1. eu acredito no seu filho.

esse primeiro item bate de frente com o terceiro da camila, mas só porque ambos são complementares e dependem de cada caso. ainda que crianças sejam seres extremamente imaginativos e criativos, a não ser que seu(sua) filhx chegue na escola contando que um dinossauro azul fantasiado de peppa pig tomando sorvete de chocolate apareceu na sua casa ontem, eu vou acreditar no que elx diz. coisas importantes para a minha organização e administração da coisa toda são conferidas, é claro, como sair da escola com algum colega, viagens, doenças etc, mas, de resto, eu acredito. aí você pode se perguntar: ‘mas por que ela acredita, criança diz cada uma…’. oras, eu acredito porque é com elas que eu convivo. eu acredito porque elas precisam acreditar em mim também. eu acredito porque é tudo que eu tenho.

2. eu não posso ficar doente. nunca.

eu já recebi criança de quatro anos usando fralda [isso, isso mesmo, fralda! fralda! fraldaaaa!] porque estava com diarreira, criança espirrando umas melecas verdes absurdas, criança que “passou a noite inteira acordada com febre mas a gente mediu agora de manhã e tá normal”, criança com olho vermelho, inchado e secreção, criança com umas perebas que manooooo quequé isso?!?!, criança em tudo quanto é estado de saúde. certo. eu sei que everyone’s got to make a living e que não é exatamente simples para os pais deixarem uma criança doente em casa mas, acreditem, é muito mais complicado mandá-la para a escola. tem a questão de saúde dos colegas, que é importante, é claro, mas acreditem de novo, a minha [e de todos os adultos que convivem com as crianças dentro da escola] é mais, muito mais. a questão é matemática e simples: uma professora sem um, dois ou cinco alunos na sala segue fazendo seu trabalho normalmente. dez, treze ou dezoito alunos sem professora têm suas rotinas alteradas, sobrecarregam a assistente [ou a professora, caso seja a assistente que esteja doente], ficam sem parte do conteúdo e ainda causam preocupação nos pais, que querem saber o que aconteceu, quando ela volta, quem cuidou das crianças, se ficou tudo bem etc etc. long story short, eu não posso cuidar do seu filho doente porque se eu ficar doente eu não posso cuidar da sala. e eu não sou professora particular. eu sou professora de sala.

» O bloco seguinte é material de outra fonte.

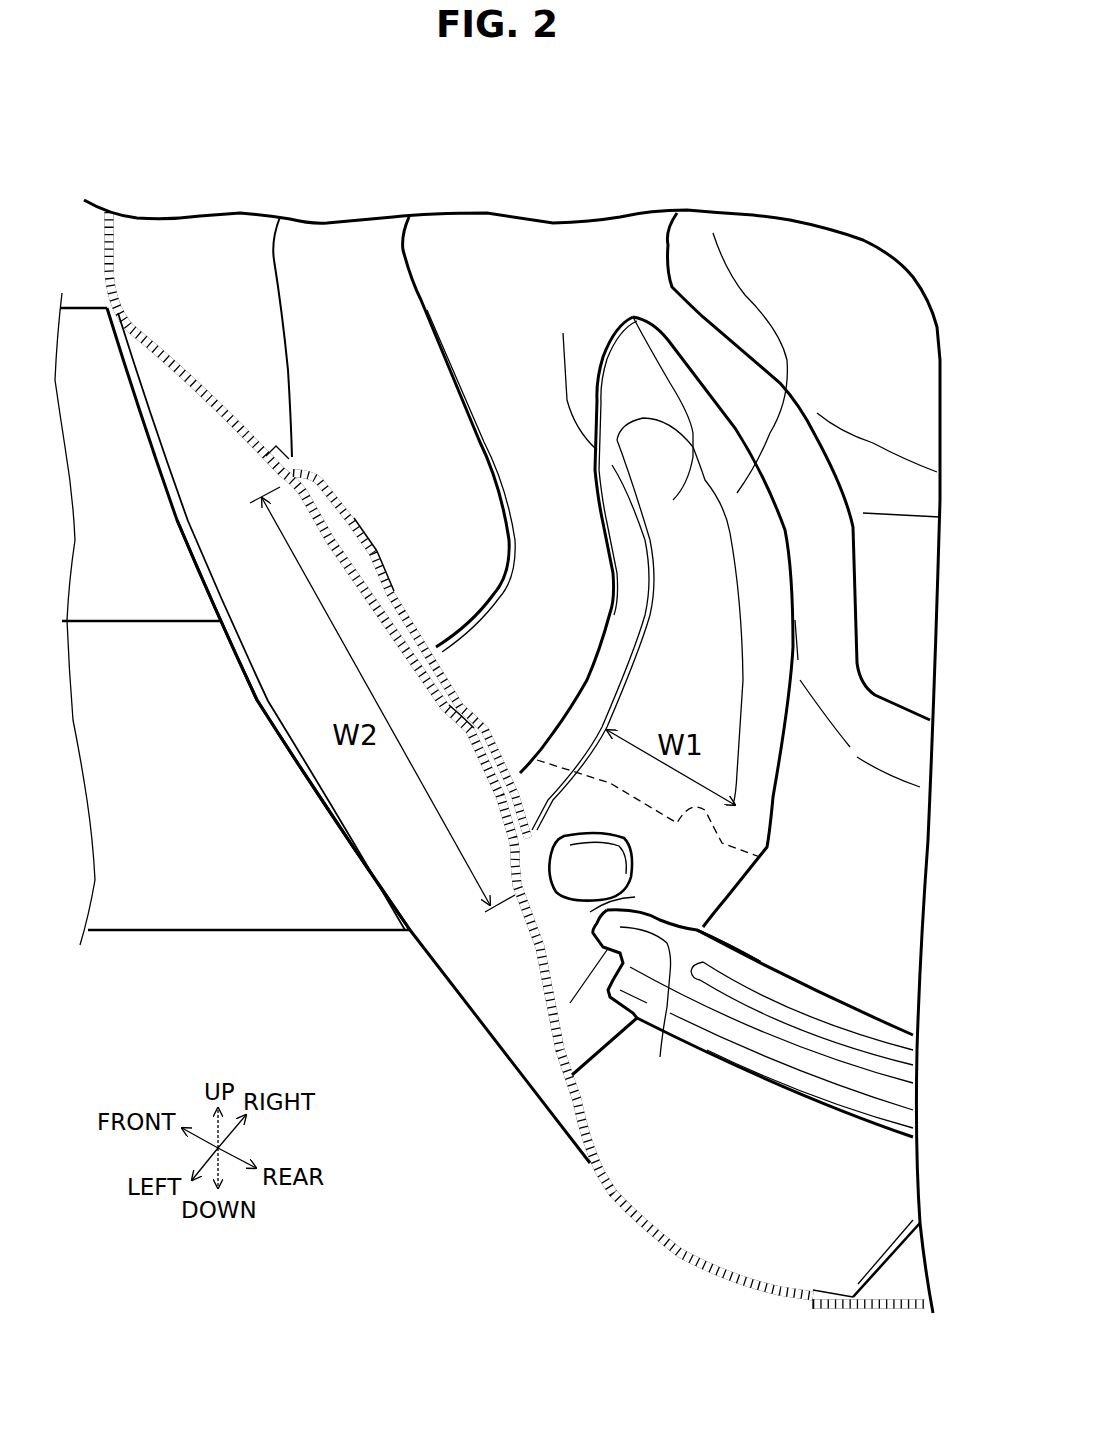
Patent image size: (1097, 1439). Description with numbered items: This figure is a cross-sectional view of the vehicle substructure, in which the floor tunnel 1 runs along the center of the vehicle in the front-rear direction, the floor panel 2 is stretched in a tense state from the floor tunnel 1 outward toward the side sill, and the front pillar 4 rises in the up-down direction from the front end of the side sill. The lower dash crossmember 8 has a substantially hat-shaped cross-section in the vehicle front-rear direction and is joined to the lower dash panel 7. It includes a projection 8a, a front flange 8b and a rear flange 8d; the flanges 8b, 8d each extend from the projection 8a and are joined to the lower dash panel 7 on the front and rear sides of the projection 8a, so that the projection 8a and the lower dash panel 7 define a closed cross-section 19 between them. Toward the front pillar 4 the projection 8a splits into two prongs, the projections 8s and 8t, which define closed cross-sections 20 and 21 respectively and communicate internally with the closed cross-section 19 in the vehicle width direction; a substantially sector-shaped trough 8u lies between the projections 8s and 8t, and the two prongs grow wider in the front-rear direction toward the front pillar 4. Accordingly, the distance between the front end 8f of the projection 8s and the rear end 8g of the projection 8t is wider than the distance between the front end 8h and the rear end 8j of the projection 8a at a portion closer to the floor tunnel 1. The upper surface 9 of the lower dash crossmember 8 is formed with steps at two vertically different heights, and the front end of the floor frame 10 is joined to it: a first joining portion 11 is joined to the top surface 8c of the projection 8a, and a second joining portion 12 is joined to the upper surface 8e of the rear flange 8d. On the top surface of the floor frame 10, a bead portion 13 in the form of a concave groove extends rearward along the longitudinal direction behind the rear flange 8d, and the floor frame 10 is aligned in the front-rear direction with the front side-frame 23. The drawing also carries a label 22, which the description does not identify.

The floor tunnel 1 is at (847, 297).
The floor panel 2 is at (907, 1270).
The front pillar 4 is at (183, 583).
The lower dash panel 7 is at (500, 293).
The lower dash crossmember 8 is at (735, 155).
The projection 8a is at (633, 317).
The front flange 8b is at (563, 333).
The top surface 8c is at (707, 937).
The rear flange 8d is at (713, 233).
The upper surface 8e is at (697, 890).
The front end 8f is at (293, 467).
The rear end 8g is at (540, 892).
The front end 8h is at (607, 730).
The rear end 8j is at (745, 808).
The projection 8s is at (380, 542).
The projection 8t is at (500, 733).
The trough 8u is at (407, 612).
The upper surface 9 is at (805, 897).
The floor frame 10 is at (807, 1065).
The first joining portion 11 is at (662, 1053).
The second joining portion 12 is at (617, 993).
The bead portion 13 is at (847, 1040).
The closed cross-section 19 is at (760, 857).
The closed cross-section 20 is at (333, 517).
The closed cross-section 21 is at (492, 787).
The door edge 22 is at (257, 700).
The front side-frame 23 is at (187, 900).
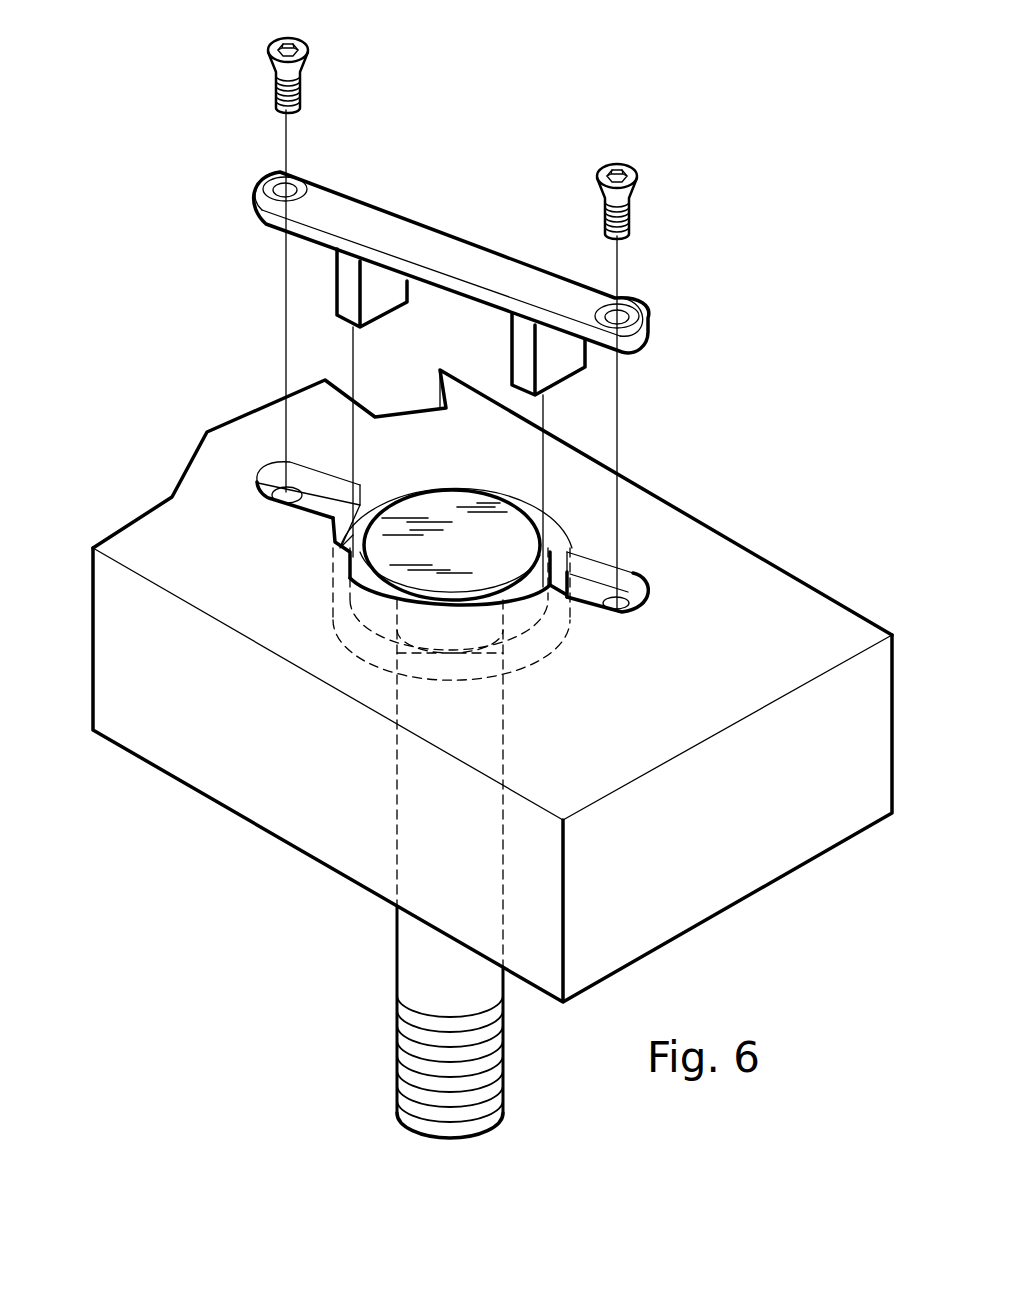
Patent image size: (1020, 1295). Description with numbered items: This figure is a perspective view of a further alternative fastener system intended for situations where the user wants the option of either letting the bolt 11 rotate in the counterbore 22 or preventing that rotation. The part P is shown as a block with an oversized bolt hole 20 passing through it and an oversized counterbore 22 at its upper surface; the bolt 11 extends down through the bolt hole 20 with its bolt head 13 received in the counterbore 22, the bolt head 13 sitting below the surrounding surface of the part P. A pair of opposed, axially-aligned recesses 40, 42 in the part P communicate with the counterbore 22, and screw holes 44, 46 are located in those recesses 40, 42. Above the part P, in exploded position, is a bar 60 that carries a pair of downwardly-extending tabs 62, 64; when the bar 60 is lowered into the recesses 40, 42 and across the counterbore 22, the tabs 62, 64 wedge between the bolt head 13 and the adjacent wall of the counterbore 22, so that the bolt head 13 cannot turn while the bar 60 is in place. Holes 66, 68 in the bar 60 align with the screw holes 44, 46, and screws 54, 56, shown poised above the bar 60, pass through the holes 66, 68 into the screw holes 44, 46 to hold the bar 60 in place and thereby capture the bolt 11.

The bolt 11 is at (413, 820).
The bolt head 13 is at (390, 545).
The oversized bolt hole 20 is at (507, 700).
The oversized counterbore 22 is at (440, 483).
The recess 40 is at (600, 573).
The recess 42 is at (327, 485).
The screw hole 44 is at (618, 597).
The screw hole 46 is at (283, 497).
The screw 54 is at (638, 172).
The screw 56 is at (306, 43).
The bar 60 is at (408, 238).
The tab 62 is at (511, 348).
The tab 64 is at (347, 287).
The hole 66 is at (627, 313).
The hole 68 is at (290, 183).
The part P is at (780, 620).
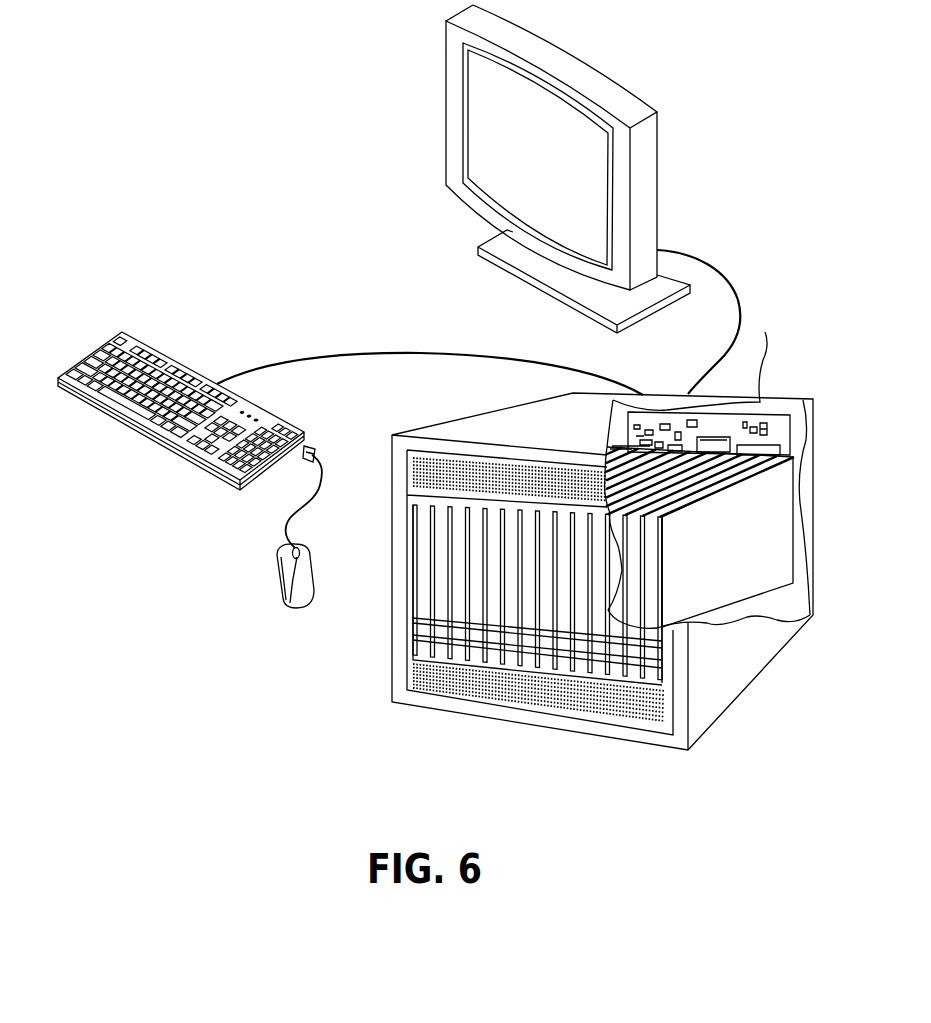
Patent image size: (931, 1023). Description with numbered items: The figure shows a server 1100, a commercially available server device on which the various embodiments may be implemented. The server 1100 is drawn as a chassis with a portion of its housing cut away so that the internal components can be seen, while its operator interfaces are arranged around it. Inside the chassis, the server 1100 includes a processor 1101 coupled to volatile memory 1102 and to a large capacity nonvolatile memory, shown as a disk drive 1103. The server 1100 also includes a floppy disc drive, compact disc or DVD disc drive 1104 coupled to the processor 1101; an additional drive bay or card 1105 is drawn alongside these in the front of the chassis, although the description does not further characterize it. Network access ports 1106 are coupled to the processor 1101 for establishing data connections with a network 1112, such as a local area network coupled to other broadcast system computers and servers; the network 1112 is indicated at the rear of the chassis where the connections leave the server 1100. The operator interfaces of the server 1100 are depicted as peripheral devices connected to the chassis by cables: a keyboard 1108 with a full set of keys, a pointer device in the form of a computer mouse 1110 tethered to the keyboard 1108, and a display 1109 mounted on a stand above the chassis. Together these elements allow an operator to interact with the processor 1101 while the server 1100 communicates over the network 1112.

The server 1100 is at (468, 413).
The processor 1101 is at (623, 442).
The volatile memory 1102 is at (777, 447).
The disk drive 1103 is at (452, 545).
The disc drive 1104 is at (418, 595).
The circuit card 1105 is at (433, 570).
The network access ports 1106 is at (717, 443).
The keyboard 1108 is at (182, 362).
The display 1109 is at (658, 197).
The computer mouse 1110 is at (282, 602).
The network 1112 is at (768, 343).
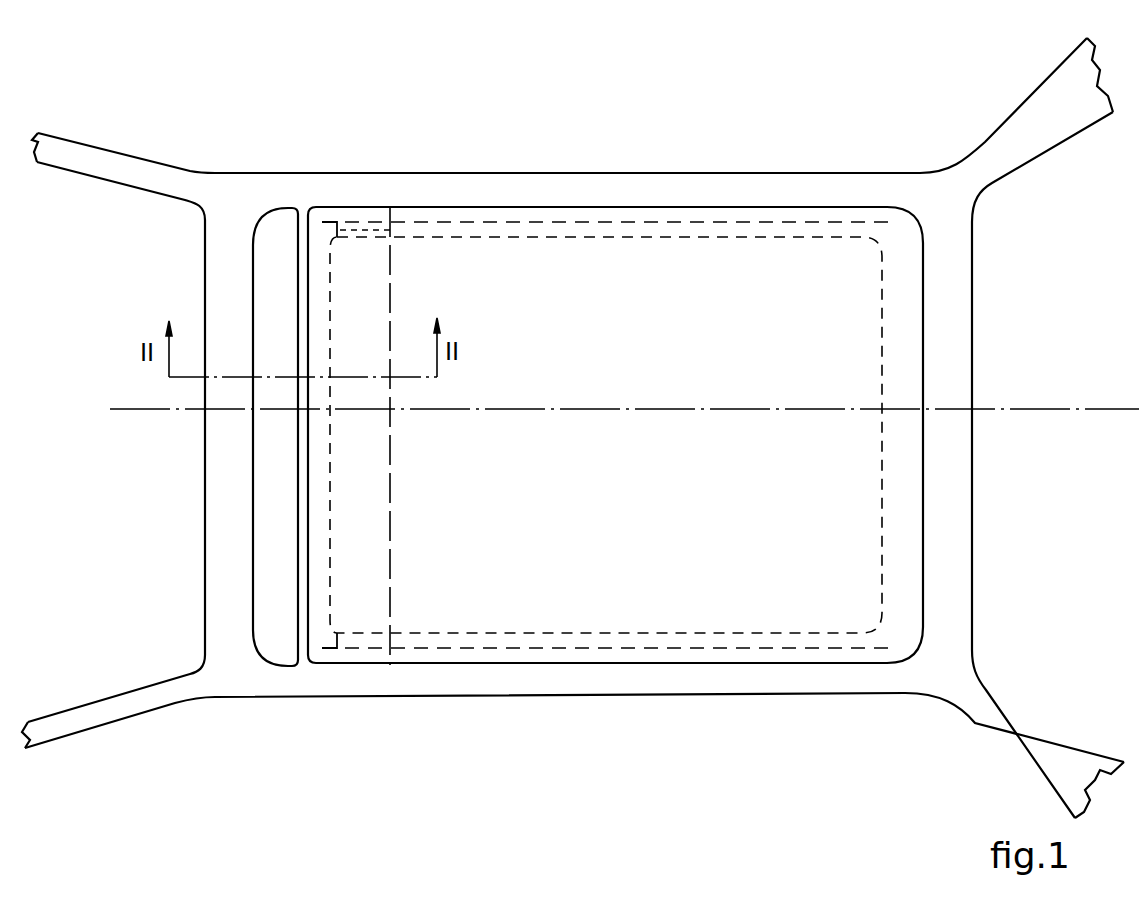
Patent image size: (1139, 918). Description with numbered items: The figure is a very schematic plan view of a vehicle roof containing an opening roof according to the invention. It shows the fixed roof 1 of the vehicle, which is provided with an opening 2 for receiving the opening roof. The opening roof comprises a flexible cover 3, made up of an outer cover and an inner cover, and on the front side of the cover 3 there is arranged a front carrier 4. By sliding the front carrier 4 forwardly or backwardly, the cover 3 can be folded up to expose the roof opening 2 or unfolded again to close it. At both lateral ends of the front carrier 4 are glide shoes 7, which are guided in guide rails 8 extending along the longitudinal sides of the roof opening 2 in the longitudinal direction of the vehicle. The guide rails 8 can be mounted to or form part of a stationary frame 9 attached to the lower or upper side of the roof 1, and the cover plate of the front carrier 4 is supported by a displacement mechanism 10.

The fixed roof 1 is at (593, 188).
The opening 2 is at (620, 237).
The flexible cover 3 is at (528, 260).
The front carrier 4 is at (380, 282).
The glide shoes 7 is at (355, 225).
The guide rails 8 is at (768, 227).
The stationary frame 9 is at (870, 207).
The displacement mechanism 10 is at (368, 230).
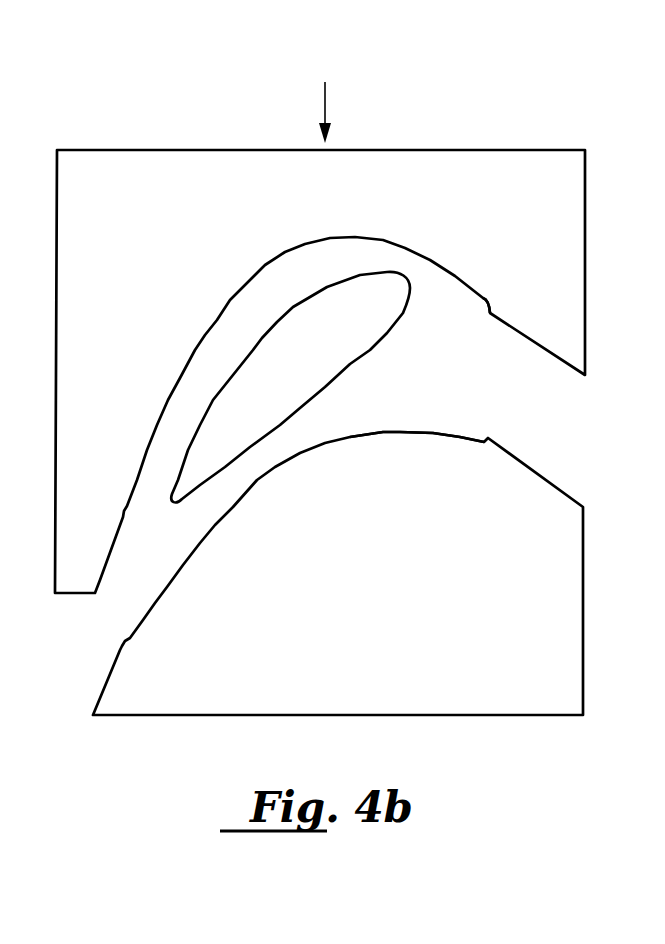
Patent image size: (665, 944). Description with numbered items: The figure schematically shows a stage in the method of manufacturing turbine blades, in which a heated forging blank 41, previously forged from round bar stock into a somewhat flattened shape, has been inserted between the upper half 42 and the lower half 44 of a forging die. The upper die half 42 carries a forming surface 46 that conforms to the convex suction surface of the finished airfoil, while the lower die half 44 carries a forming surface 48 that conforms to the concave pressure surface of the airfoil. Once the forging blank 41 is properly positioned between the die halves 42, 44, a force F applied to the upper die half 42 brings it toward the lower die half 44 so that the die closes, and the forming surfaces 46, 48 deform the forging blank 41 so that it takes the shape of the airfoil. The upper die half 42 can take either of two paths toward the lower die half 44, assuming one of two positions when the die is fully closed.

The upper half of forging die 42 is at (548, 150).
The lower half of forging die 44 is at (585, 643).
The forging blank 41 is at (377, 347).
The forming surface 46 is at (478, 297).
The forming surface 48 is at (435, 431).
The force F is at (326, 101).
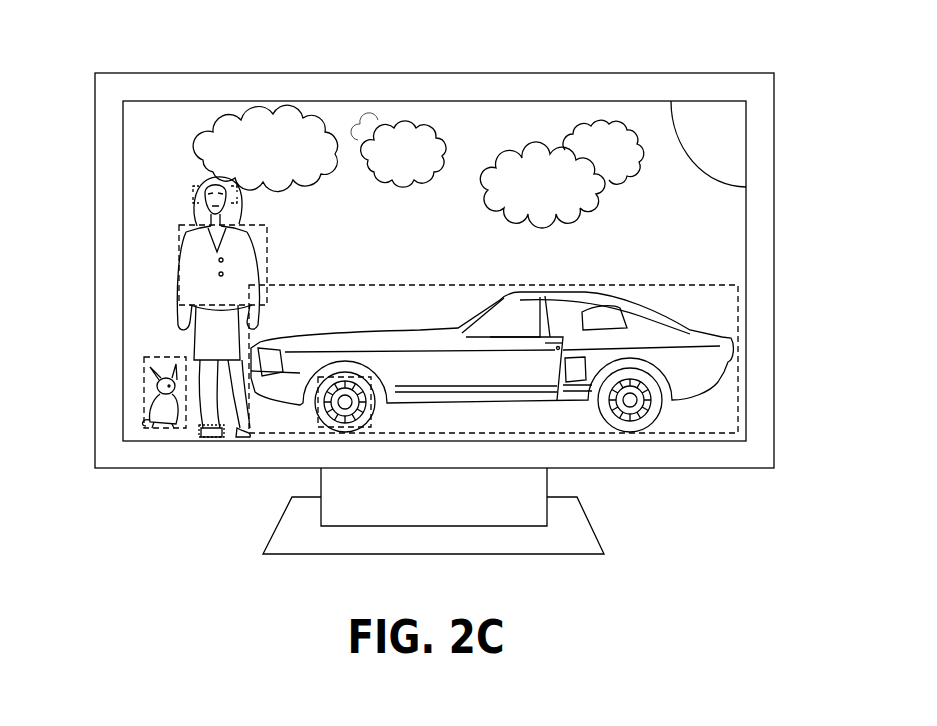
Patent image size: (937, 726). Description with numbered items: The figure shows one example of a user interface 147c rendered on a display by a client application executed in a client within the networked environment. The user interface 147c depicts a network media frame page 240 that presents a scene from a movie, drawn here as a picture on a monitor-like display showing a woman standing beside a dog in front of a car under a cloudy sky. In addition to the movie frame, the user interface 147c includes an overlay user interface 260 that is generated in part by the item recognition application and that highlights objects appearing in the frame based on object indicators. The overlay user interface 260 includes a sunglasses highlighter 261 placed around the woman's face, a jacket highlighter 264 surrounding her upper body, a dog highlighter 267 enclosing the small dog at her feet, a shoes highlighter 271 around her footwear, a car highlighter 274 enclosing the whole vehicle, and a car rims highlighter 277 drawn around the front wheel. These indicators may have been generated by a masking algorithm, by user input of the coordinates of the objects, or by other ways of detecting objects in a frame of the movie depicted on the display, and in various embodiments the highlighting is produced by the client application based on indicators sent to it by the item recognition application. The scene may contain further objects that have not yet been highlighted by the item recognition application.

[uma vez aconteceu uma epidemia de virose na escola. um dia, uns oito ou nove funcionários, entre assistentes e professores, faltaram. simplesmente não tinha gente suficiente para cuidar de todas as crianças e a coordenação teve que rebolar loucamente para rearranjar os funcionários que estavam presentes. nesse dia, minha assistente foi realocada e eu passei a manhã sozinha com dezesseis crianças. é isso que acontece quando criança doente vai para a escola. DE NADA.]

3. eu não abro a mochila do seu filho deliberadamente.

eu tenho a impressão de que alguns pais acham que eu faço uma varredura em todas as mochilas, de todos os alunos, todos os dias, de fevereiro a dezembro. acredite, eu não faço. o máximo que eu e a teacher lymda fazemos é abrir a mochila e pegar a agenda da criança rapidamente, logo quando ela chega à escola. e por que a gente faz isso? tcharãm, para. ver. se. tem. algum. recado. se não tiver recado algum, aquele pacotinho, aquela tiarinha, aquela fantasia do batman que está lá dentro sem lenço e sem documento continuará ali. vira e mexe eu leio recados do tipo “ontem mandei o presente de aniversário do joãozinho mas ficou na mochila…” e tudo que eu penso é que ter escrito, no dia anterior, “segue presente para o joãozinho” é uma frase muito mais curta de se escrever. entenda que eu fico entre invadir sua intimidade e fazer meu trabalho direitinho, que inclui repassar objetos e recados. desta forma, se houver alguma coisa na mochila do seu(sua) filhx que eu precise ver, é bacana avisar. just sayin’.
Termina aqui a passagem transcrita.